Revoca della sospensione condizionale in executivis ammessa solo su istanza di parte (Cass. pen. Sez. V n. 4949 del 06.02.2025)
Principi di diritto (Massima)
Il giudice dell’esecuzione può disporre la revoca della sospensione condizionale della pena solo su istanza di parte, trattandosi di provvedimento non rientrante tra quelli adottabili d’ufficio. Il procedimento di esecuzione, pur non essendo giudizio di impugnazione e non conoscendo il principio devolutivo, postula una domanda giudiziale caratterizzata da petitum e causa petendi e il giudice non può provvedere su un oggetto diverso da quello della richiesta introduttiva. Tuttavia, il sopraggiungere di nova rilevanti sul piano decisorio può essere fatto valere nel procedimento di esecuzione, anche in sede di rinvio, purché sia assicurato alla controparte il contraddittorio. Ne consegue che il ricorso che ometta di censurare una autonoma e distinta causa di revoca individuata nel provvedimento impugnato è inammissibile per aspecificità.
Il Fatto
Il Tribunale di Gela, in funzione di giudice dell’esecuzione, con ordinanza del 3 luglio 2023 aveva revocato la sospensione condizionale di una pena detentiva inflitta a un condannato con sentenza ex art. 444 cod. proc. pen., irrevocabile il 30 aprile 2014, per il sopraggiungere nel quinquennio di un nuovo delitto accertato con sentenza della Corte di appello di Caltanissetta del 10 dicembre 2018, irrevocabile il 9 gennaio 2020.
Con sentenza n. 23548 del 21 febbraio 2024 la Prima Sezione della Corte di cassazione aveva annullato quel provvedimento, rilevando che il reato posto a fondamento della revoca risultava commesso il 28 febbraio 2014, e dunque prima della scadenza del termine, che va computato dalla data di irrevocabilità della sentenza di concessione del beneficio.

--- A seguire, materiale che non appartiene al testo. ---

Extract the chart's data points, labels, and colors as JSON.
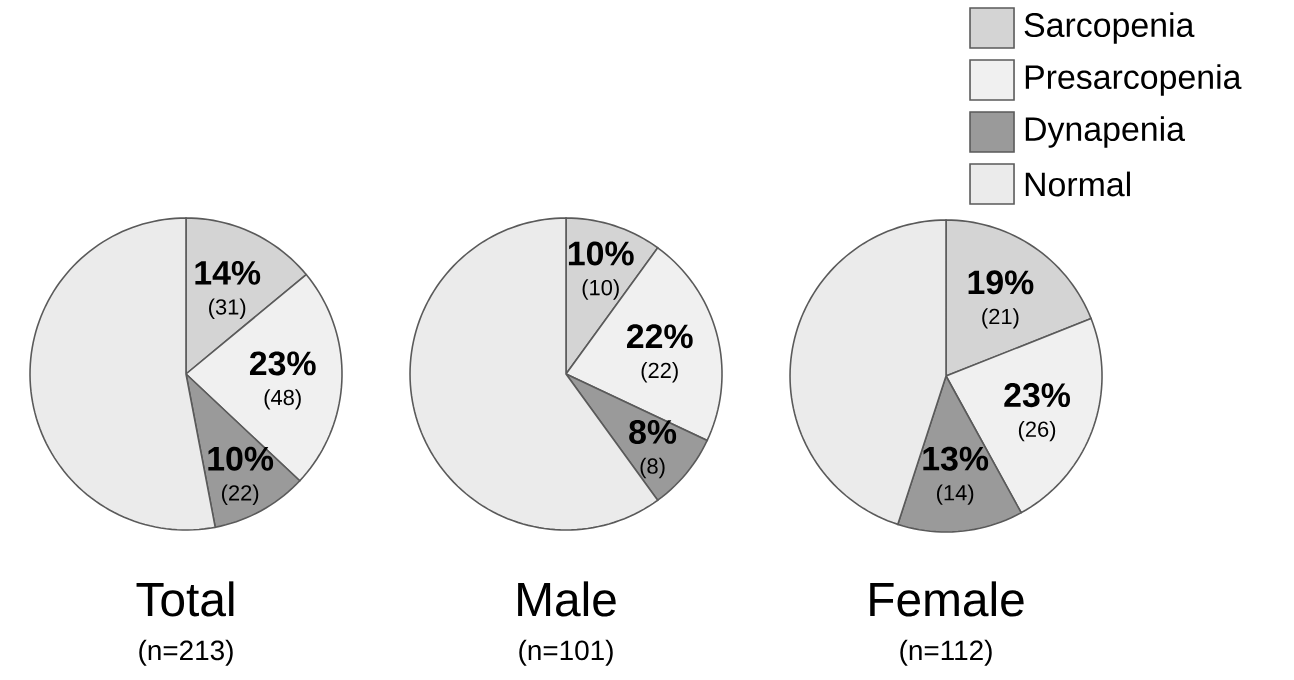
{
  "chart_data": [
    {
      "type": "pie",
      "title": "Total",
      "subtitle": "(n=213)",
      "categories": [
        null,
        null,
        null,
        null
      ],
      "values": [
        14,
        23,
        10,
        53
      ],
      "colors": [
        "#d4d4d4",
        "#f0f0f0",
        "#9a9a9a",
        "#ebebeb"
      ],
      "value_labels": [
        "14%",
        "23%",
        "10%",
        null
      ],
      "annotations": [
        "(31)",
        "(48)",
        "(22)"
      ]
    },
    {
      "type": "pie",
      "title": "Male",
      "subtitle": "(n=101)",
      "categories": [
        null,
        null,
        null,
        null
      ],
      "values": [
        10,
        22,
        8,
        60
      ],
      "colors": [
        "#d4d4d4",
        "#f0f0f0",
        "#9a9a9a",
        "#ebebeb"
      ],
      "value_labels": [
        "10%",
        "22%",
        "8%",
        null
      ],
      "annotations": [
        "(10)",
        "(22)",
        "(8)"
      ]
    },
    {
      "type": "pie",
      "title": "Female",
      "subtitle": "(n=112)",
      "categories": [
        "Sarcopenia",
        "Presarcopenia",
        "Dynapenia",
        "Normal"
      ],
      "values": [
        19,
        23,
        13,
        45
      ],
      "colors": [
        "#d4d4d4",
        "#f0f0f0",
        "#9a9a9a",
        "#ebebeb"
      ],
      "value_labels": [
        "19%",
        "23%",
        "13%",
        null
      ],
      "annotations": [
        "(21)",
        "(26)",
        "(14)"
      ],
      "legend": "top right"
    }
  ]
}
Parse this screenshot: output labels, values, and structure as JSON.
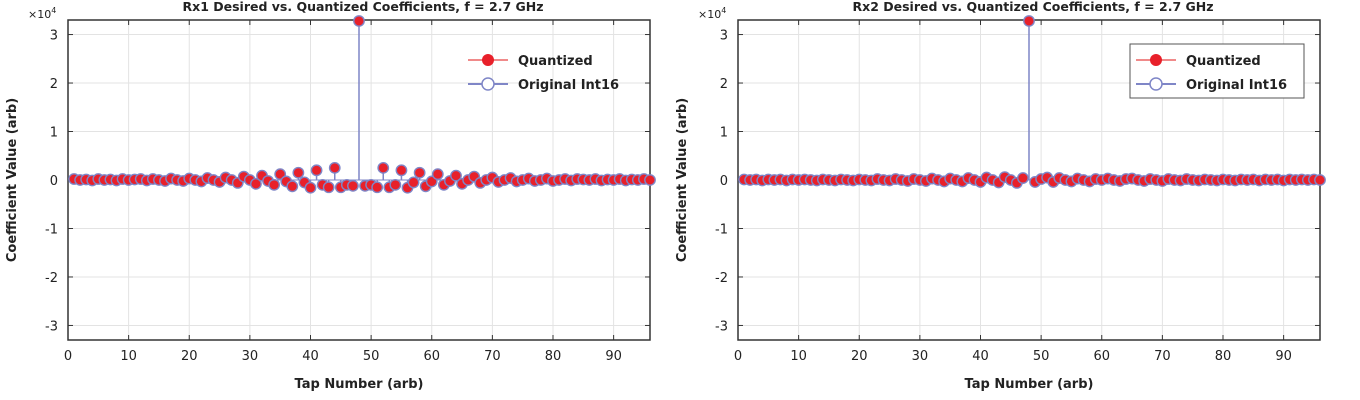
{
  "chart_data": [
    {
      "type": "scatter",
      "title": "Rx1 Desired vs. Quantized Coefficients, f = 2.7 GHz",
      "xlabel": "Tap Number (arb)",
      "ylabel": "Coefficient Value (arb)",
      "y_exponent": "×10",
      "y_exponent_power": "4",
      "xlim": [
        0,
        96
      ],
      "ylim": [
        -3.3,
        3.3
      ],
      "xticks": [
        "0",
        "10",
        "20",
        "30",
        "40",
        "50",
        "60",
        "70",
        "80",
        "90"
      ],
      "yticks": [
        "3",
        "2",
        "1",
        "0",
        "-1",
        "-2",
        "-3"
      ],
      "grid": true,
      "legend_box": false,
      "legend_position": "top-right",
      "series": [
        {
          "name": "Quantized",
          "color": "#e8202a",
          "marker": "filled-circle"
        },
        {
          "name": "Original Int16",
          "color": "#7f86c7",
          "marker": "open-circle"
        }
      ],
      "x": [
        1,
        2,
        3,
        4,
        5,
        6,
        7,
        8,
        9,
        10,
        11,
        12,
        13,
        14,
        15,
        16,
        17,
        18,
        19,
        20,
        21,
        22,
        23,
        24,
        25,
        26,
        27,
        28,
        29,
        30,
        31,
        32,
        33,
        34,
        35,
        36,
        37,
        38,
        39,
        40,
        41,
        42,
        43,
        44,
        45,
        46,
        47,
        48,
        49,
        50,
        51,
        52,
        53,
        54,
        55,
        56,
        57,
        58,
        59,
        60,
        61,
        62,
        63,
        64,
        65,
        66,
        67,
        68,
        69,
        70,
        71,
        72,
        73,
        74,
        75,
        76,
        77,
        78,
        79,
        80,
        81,
        82,
        83,
        84,
        85,
        86,
        87,
        88,
        89,
        90,
        91,
        92,
        93,
        94,
        95,
        96
      ],
      "values": [
        0.02,
        0,
        0.01,
        -0.01,
        0.02,
        0,
        0.01,
        -0.01,
        0.02,
        0,
        0.01,
        0.02,
        -0.01,
        0.02,
        0,
        -0.02,
        0.03,
        0,
        -0.02,
        0.03,
        0,
        -0.03,
        0.04,
        0,
        -0.04,
        0.05,
        0,
        -0.06,
        0.07,
        0,
        -0.08,
        0.09,
        -0.02,
        -0.1,
        0.12,
        -0.03,
        -0.13,
        0.15,
        -0.05,
        -0.16,
        0.2,
        -0.1,
        -0.15,
        0.25,
        -0.15,
        -0.1,
        -0.12,
        3.28,
        -0.12,
        -0.1,
        -0.15,
        0.25,
        -0.15,
        -0.1,
        0.2,
        -0.16,
        -0.05,
        0.15,
        -0.13,
        -0.03,
        0.12,
        -0.1,
        -0.02,
        0.09,
        -0.08,
        0,
        0.07,
        -0.06,
        0,
        0.05,
        -0.04,
        0,
        0.04,
        -0.03,
        0,
        0.03,
        -0.02,
        0,
        0.03,
        -0.02,
        0,
        0.02,
        -0.01,
        0.02,
        0.01,
        0,
        0.02,
        -0.01,
        0.01,
        0,
        0.02,
        -0.01,
        0.01,
        0,
        0.02,
        0
      ]
    },
    {
      "type": "scatter",
      "title": "Rx2 Desired vs. Quantized Coefficients, f = 2.7 GHz",
      "xlabel": "Tap Number (arb)",
      "ylabel": "Coefficient Value (arb)",
      "y_exponent": "×10",
      "y_exponent_power": "4",
      "xlim": [
        0,
        96
      ],
      "ylim": [
        -3.3,
        3.3
      ],
      "xticks": [
        "0",
        "10",
        "20",
        "30",
        "40",
        "50",
        "60",
        "70",
        "80",
        "90"
      ],
      "yticks": [
        "3",
        "2",
        "1",
        "0",
        "-1",
        "-2",
        "-3"
      ],
      "grid": true,
      "legend_box": true,
      "legend_position": "top-right",
      "series": [
        {
          "name": "Quantized",
          "color": "#e8202a",
          "marker": "filled-circle"
        },
        {
          "name": "Original Int16",
          "color": "#7f86c7",
          "marker": "open-circle"
        }
      ],
      "x": [
        1,
        2,
        3,
        4,
        5,
        6,
        7,
        8,
        9,
        10,
        11,
        12,
        13,
        14,
        15,
        16,
        17,
        18,
        19,
        20,
        21,
        22,
        23,
        24,
        25,
        26,
        27,
        28,
        29,
        30,
        31,
        32,
        33,
        34,
        35,
        36,
        37,
        38,
        39,
        40,
        41,
        42,
        43,
        44,
        45,
        46,
        47,
        48,
        49,
        50,
        51,
        52,
        53,
        54,
        55,
        56,
        57,
        58,
        59,
        60,
        61,
        62,
        63,
        64,
        65,
        66,
        67,
        68,
        69,
        70,
        71,
        72,
        73,
        74,
        75,
        76,
        77,
        78,
        79,
        80,
        81,
        82,
        83,
        84,
        85,
        86,
        87,
        88,
        89,
        90,
        91,
        92,
        93,
        94,
        95,
        96
      ],
      "values": [
        0.01,
        0,
        0.01,
        -0.01,
        0.01,
        0,
        0.01,
        -0.01,
        0.01,
        0,
        0.01,
        0,
        -0.01,
        0.01,
        0,
        -0.01,
        0.01,
        0,
        -0.01,
        0.01,
        0,
        -0.01,
        0.02,
        0,
        -0.01,
        0.02,
        0,
        -0.02,
        0.02,
        0,
        -0.02,
        0.03,
        0,
        -0.03,
        0.03,
        0,
        -0.03,
        0.04,
        0,
        -0.04,
        0.05,
        0,
        -0.05,
        0.06,
        0,
        -0.06,
        0.04,
        3.28,
        -0.04,
        0.02,
        0.05,
        -0.04,
        0.04,
        0,
        -0.03,
        0.03,
        0,
        -0.03,
        0.02,
        0,
        0.03,
        0,
        -0.02,
        0.02,
        0.03,
        0,
        -0.02,
        0.02,
        0,
        -0.02,
        0.02,
        0,
        -0.01,
        0.02,
        0,
        -0.01,
        0.01,
        0,
        -0.01,
        0.01,
        0,
        -0.01,
        0.01,
        0,
        0.01,
        -0.01,
        0.01,
        0,
        0.01,
        -0.01,
        0.01,
        0,
        0.01,
        0,
        0.01,
        0
      ]
    }
  ]
}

In sede di rinvio il Tribunale di Gela, con ordinanza del 9 settembre 2024, ha nuovamente disposto la revoca, valorizzando una diversa condanna sopravvenuta e ulteriori ipotesi di revoca. Avverso tale provvedimento il condannato ha proposto ricorso per cassazione.
La Motivazione della Corte
La Corte muove dall’art. 666, comma 1, cod. proc. pen., secondo cui il giudice dell’esecuzione procede a richiesta del pubblico ministero, dell’interessato o del difensore. Il procedimento di esecuzione non è giudizio di impugnazione e si caratterizza come procedimento di prima istanza, in cui non vige il principio devolutivo. Nondimeno, poiché la richiesta è inammissibile in caso di manifesta infondatezza o di riproposizione di istanza già rigettata, essa deve presentare i caratteri propri della domanda giudiziale, con petitum e causa petendi.
Da tali premesse i giudici di legittimità traggono il corollario del rispetto del principio della domanda: il giudice decide sulla richiesta dell’istante e non può provvedere su un oggetto diverso. È affetto da nullità assoluta il provvedimento adottato d’ufficio, al di fuori delle ipotesi tassativamente previste. Coerentemente, la revoca della sospensione condizionale può essere disposta solo su istanza di parte, trattandosi di provvedimento non rientrante tra quelli adottabili d’ufficio.
Nel caso concreto, la richiesta originaria del pubblico ministero era stata formulata con riferimento alla sentenza del 3 luglio 2013, e le relative condizioni non potevano ritenersi sussistenti. Tuttavia il ricorrente, nel dedurre la violazione del contraddittorio per la valorizzazione di altra circostanza di fatto e di ulteriori ipotesi di revoca, avrebbe dovuto allegare i verbali di udienza per dimostrare che la questione non era stata dedotta successivamente all’istanza originaria, consentendo alla difesa di controdedurre. Poiché non si verte in caso di error in procedendo, tali verbali non sono accessibili alla Corte.
La Corte rileva inoltre che il ricorso è aspecifico laddove non si confronta con l’ulteriore autonoma causa di revoca individuata nell’ordinanza, correlata a un delitto commesso il 28 febbraio 2014. Escluso che la revoca facoltativa ex art. 168, secondo comma, cod. pen. possa essere disposta solo dal giudice della cognizione, e affermato che non è configurabile alcuna questione rilevabile d’ufficio ex art. 609, comma 2, cod. proc. pen. in assenza di specifica impugnazione, il ricorso è rigettato con condanna alle spese processuali.